The numbers are similar if the source of the rocks is Earth rather than Mars, Melosh said.
These results might seem to bode well for life's spread; after all, it might take just one impact of a microbe-bearing rock to turn Europa or Enceladus from habitable to inhabited. But there are more factors to consider, and they tamp down the optimism.
For example, Melosh found that the median transit time for a Mars meteorite that ends up hitting Enceladus is 2 billion years. Microbes are tough, but that's a long time to endure the harsh conditions of deep space. And the simulations indicated that these incoming Mars rocks would hit Enceladus at between 5 and 31 km/s (11,180 mph to 69,350 mph). The lower end of that range might be survivable, but it's hard to imagine anything living through those more extreme impacts, Melosh said.
"So, the bottom line: If life should be found in the oceans of Europa or Enceladus, it is very likely that it’s indigenous rather than seeded from Earth, Mars or (especially) another solar system," Melosh said during his AGU talk. (His calculations peg the probability of an exoplanet meteorite impacting Earth over the past 4.5 billion years at just 0.01%. The chances are much lower for Europa and Enceladus, he said.)
That's exciting news, if viewed from a certain perspective. Europa and Enceladus — and other potentially habitable worlds in the outer solar system, such as Saturn's huge moon Titan — may well have remained uncontaminated for eons, providing ample opportunity for native life-forms to take root and evolve. So, our solar system may boast many different types of life, rather than one widespread one. (Of course, seeing how Earth-like life would evolve over billions of years in a frigid, buried ocean would be pretty exciting, too.)
And if we discover just one such "second genesis" in our solar system, we would know that life is no miracle and must be common throughout the cosmos.

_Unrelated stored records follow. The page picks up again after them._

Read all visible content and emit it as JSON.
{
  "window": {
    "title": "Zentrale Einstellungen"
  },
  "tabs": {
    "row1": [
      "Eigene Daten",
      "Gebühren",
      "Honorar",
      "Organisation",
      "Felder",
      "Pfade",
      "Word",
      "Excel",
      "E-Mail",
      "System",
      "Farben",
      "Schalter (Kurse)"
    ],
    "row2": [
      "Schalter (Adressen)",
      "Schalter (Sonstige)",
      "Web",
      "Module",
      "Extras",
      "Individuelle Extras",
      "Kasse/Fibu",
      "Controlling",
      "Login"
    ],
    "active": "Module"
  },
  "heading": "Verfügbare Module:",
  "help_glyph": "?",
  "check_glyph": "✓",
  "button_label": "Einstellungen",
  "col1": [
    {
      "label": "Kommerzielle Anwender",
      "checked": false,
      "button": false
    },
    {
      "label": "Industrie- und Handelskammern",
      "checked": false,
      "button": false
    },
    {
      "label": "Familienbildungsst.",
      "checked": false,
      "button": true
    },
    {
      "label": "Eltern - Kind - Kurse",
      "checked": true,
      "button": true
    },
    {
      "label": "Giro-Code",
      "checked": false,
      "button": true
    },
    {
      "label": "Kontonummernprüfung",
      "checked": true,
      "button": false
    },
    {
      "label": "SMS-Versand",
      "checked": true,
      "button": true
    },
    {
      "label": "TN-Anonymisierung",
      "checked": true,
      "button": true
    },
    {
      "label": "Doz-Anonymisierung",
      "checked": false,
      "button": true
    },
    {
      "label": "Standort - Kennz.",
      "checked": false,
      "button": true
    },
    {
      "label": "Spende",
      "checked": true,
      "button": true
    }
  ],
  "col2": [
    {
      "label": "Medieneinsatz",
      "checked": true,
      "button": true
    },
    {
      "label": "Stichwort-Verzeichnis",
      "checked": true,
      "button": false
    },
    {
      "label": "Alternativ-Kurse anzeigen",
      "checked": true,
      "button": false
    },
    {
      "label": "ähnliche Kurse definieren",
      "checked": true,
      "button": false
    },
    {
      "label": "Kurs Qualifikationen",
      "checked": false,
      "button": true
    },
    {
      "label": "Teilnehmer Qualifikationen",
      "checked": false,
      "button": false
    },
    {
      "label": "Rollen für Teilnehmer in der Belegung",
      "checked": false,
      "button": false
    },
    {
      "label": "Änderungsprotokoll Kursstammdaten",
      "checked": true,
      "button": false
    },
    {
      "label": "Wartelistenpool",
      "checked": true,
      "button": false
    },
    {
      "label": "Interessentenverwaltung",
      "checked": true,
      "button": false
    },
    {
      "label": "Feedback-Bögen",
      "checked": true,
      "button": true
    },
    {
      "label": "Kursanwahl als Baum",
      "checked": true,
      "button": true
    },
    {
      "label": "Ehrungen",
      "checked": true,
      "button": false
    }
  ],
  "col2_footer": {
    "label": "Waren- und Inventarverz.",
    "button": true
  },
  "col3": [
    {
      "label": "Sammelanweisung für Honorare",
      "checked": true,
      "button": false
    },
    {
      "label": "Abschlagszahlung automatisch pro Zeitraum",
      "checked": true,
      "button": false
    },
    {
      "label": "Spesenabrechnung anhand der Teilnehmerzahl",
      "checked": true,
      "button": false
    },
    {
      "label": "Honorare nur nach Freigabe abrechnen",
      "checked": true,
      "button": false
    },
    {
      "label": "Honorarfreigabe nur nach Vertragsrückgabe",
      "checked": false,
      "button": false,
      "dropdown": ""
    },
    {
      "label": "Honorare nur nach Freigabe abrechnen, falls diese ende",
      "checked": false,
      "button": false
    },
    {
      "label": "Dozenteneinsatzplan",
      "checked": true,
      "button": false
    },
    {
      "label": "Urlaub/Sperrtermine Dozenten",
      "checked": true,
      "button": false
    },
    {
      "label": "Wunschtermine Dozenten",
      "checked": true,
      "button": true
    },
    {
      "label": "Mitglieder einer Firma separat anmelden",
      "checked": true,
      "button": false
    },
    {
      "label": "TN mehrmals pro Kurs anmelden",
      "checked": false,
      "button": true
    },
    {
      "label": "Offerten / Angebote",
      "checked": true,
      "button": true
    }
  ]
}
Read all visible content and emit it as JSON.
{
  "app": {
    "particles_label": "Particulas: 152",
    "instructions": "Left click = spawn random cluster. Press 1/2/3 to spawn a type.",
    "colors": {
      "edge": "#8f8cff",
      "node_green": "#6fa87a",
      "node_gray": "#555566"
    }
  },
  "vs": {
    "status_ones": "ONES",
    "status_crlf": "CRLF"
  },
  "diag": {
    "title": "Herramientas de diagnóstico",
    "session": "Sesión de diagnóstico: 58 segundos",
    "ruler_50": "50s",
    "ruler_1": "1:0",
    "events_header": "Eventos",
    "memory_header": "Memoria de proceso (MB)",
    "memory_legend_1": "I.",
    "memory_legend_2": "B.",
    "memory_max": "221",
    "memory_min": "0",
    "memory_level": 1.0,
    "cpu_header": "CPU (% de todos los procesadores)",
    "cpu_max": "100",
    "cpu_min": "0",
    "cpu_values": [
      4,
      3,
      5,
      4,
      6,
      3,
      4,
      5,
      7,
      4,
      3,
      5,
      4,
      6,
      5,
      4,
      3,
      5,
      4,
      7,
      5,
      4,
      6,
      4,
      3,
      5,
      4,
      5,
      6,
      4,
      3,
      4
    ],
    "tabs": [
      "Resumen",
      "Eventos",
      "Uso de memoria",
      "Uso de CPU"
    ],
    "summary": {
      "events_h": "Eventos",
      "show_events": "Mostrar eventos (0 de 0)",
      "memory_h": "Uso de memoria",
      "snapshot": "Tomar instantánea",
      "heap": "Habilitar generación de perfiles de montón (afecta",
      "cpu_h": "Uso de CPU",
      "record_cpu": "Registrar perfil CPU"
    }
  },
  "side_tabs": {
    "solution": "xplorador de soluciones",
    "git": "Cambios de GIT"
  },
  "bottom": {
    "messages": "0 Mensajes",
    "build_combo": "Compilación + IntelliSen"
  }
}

We may be on the verge of answering some of these profound questions. For example, NASA is developing a mission called Europa Clipper, which will characterize the satellite's ocean and scout out potential touchdown sites for a future life-hunting lander mission, among other tasks. Clipper is scheduled to launch in the early to mid-2020s, but the lander's future is murky; though Congress has ordered NASA to develop the surface mission, it's unclear if the funding will come through to make that happen.
Another NASA mission, called Dragonfly, will launch in 2026 to study Titan's complex chemistry. This robotic rotorcraft could potentially spot signs of life in the big moon's air, if any are there to be found. And over the longer haul, researchers are looking into ways to get a robot through the ice shells of Europa and Enceladus and into their possibly life-supporting oceans. No such mission is on the books, but one could get off the ground in the 2030s if we're lucky.
There will be serious astrobiological action closer to home soon, too. NASA plans to launch a life-hunting rover to Mars next summer, as do the European Space Agency and Russia, which are working together via a program called ExoMars. Both of these wheeled robots will focus on finding signs of ancient, not currently existing, Red Planet organisms. (Of course, chances are decent that Martians, if they exist, are related to us.)
Exoplanets are part of the picture as well. NASA's James Webb Space Telescope, which is due to launch in 2021, will be able to sniff the atmospheres of nearby alien worlds for potential biosignatures, as will three giant ground-based observatories scheduled to come online in the middle to late 2020s — the Giant Magellan Telescope, the Extremely Large Telescope and the Thirty Meter Telescope.